Szende

Jennifer Szende

Ph.D. Queen’s University (2013).

Postes occupés

2013-2014 à 2014-2015 Chercheur-se postdoctoral-e,
2013-2014 à 2014-2015 Chercheur-se postdoctoral-e,

Biographie

I defended my doctoral thesis in political philosophy at Queen’s University in May 2013. My doctoral thesis examined liberal statist and liberal cosmopolitan theories of international relations, focusing in particular on how these theories address questions of human rights and humanitarian intervention. For a liberal committed to the ideals of equality, toleration, and freedom, the central dilemma involved in formulating a theory of global justice regards how best to explain the international analogues of these domestic ideals.
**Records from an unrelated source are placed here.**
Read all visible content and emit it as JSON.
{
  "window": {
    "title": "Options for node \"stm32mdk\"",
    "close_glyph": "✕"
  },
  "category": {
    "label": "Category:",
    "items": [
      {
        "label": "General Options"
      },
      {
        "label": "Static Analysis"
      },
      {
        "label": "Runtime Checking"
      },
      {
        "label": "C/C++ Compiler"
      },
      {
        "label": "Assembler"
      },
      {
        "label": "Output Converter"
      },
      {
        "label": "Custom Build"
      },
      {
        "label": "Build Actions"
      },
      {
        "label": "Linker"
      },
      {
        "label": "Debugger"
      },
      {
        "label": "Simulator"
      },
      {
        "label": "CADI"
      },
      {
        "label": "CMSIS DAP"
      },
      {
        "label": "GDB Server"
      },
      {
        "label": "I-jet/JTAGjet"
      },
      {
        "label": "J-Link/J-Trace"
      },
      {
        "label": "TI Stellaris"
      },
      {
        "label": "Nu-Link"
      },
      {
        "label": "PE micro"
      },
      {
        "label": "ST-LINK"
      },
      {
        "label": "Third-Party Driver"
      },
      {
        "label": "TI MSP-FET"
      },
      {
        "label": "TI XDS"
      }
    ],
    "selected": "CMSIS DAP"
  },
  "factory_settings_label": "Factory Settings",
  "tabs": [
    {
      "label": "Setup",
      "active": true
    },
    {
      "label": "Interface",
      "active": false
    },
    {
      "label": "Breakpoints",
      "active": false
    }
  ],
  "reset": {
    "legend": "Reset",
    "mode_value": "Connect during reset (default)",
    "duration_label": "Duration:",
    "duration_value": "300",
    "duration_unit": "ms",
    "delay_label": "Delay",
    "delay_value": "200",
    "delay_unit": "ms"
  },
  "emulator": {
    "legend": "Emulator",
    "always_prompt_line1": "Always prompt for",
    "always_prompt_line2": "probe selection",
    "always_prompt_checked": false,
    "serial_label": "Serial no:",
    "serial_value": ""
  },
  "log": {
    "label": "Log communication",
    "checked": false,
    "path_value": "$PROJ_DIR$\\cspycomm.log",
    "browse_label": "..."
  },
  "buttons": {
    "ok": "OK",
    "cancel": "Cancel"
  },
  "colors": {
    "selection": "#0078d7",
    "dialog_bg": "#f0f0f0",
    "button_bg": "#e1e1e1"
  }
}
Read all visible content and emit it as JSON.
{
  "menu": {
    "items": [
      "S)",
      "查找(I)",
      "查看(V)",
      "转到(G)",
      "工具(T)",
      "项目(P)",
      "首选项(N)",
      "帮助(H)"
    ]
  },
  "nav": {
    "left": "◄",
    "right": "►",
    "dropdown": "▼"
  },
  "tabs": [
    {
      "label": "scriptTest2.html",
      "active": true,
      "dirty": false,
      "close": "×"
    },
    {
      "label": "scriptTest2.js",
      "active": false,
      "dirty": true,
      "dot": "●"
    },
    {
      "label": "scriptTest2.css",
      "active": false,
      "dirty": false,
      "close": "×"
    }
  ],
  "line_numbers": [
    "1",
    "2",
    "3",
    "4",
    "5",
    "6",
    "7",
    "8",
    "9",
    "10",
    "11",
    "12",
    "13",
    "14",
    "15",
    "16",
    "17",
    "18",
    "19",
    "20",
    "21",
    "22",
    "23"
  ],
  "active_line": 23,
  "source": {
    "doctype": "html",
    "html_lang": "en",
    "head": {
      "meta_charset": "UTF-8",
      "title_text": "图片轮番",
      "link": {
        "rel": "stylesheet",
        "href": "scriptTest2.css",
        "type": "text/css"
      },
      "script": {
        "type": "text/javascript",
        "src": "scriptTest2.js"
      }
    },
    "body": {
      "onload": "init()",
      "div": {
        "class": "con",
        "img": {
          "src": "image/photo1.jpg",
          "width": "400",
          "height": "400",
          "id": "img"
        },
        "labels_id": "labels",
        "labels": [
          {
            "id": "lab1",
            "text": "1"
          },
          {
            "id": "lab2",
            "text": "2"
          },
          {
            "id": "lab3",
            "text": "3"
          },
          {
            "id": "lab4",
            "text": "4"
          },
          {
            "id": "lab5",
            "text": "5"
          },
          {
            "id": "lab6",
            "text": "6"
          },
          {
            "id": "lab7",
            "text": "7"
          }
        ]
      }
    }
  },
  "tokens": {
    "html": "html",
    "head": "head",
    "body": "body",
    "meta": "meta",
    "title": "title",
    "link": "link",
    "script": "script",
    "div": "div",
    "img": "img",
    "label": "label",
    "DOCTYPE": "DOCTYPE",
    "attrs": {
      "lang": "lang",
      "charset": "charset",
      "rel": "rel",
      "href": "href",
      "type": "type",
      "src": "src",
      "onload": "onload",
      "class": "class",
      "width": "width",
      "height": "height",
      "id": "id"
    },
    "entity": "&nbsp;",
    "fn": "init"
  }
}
A major component of my work explores the interplay between liberal ideals of equality and freedom, and the realities of oppression, marginalization, and privilege as these play out both domestically and globally. The tension that concerns me in the global justice literature seems to have a variety of applications in the environmental justice literature, especially as they are increasingly applied to questions of global environmental justice. My research project at CRÉ aimed to build a bridge between global justice and environmental justice. In recent years, theorists of global justice and cosmopolitanism have increasingly concerned themselves with environmental issues of global concern, especially climate change. At the same time, concerns about environmental injustice have taken a global scope. Yet, the two literatures are not sufficiently in dialogue with each other.

The environmental justice literature starts from the observation of a correlation between socio-economic marginalization and environmental marginalization. The sadly familiar correlation between social marginalization and alienation from pristine environments is made all the worse by another correlation between social marginalization and exposure to toxicity. Until recently, the correlations examined within the environmental justice literature have, for the most part, focused on these correlations within a single state, rather than global correlations between privilege and access to the environment, or between oppression and exposure to toxicity. Yet a global correlation is nonetheless evident, and should be of deep concern to both the environmental justice movement and activists concerned with global justice, human development, and human rights. The environmental justice movement increasingly aims to explore the correlations between global socio-economic marginalization and global environmental marginalization, and, to that end, my project examined how an established global justice methodology can contribute to the project of globalizing environmental justice.

Recent publications

  • ‘Food Deserts, Justice, and the Distributive Paradigm’ presented at the North American Society for Social Philosophy conference, July 2013.
  • ‘Towards a Theory of Global Environmental Justice’ to be presented at the Association for Political Theory conference, Vanderbilt University, Oct 2013.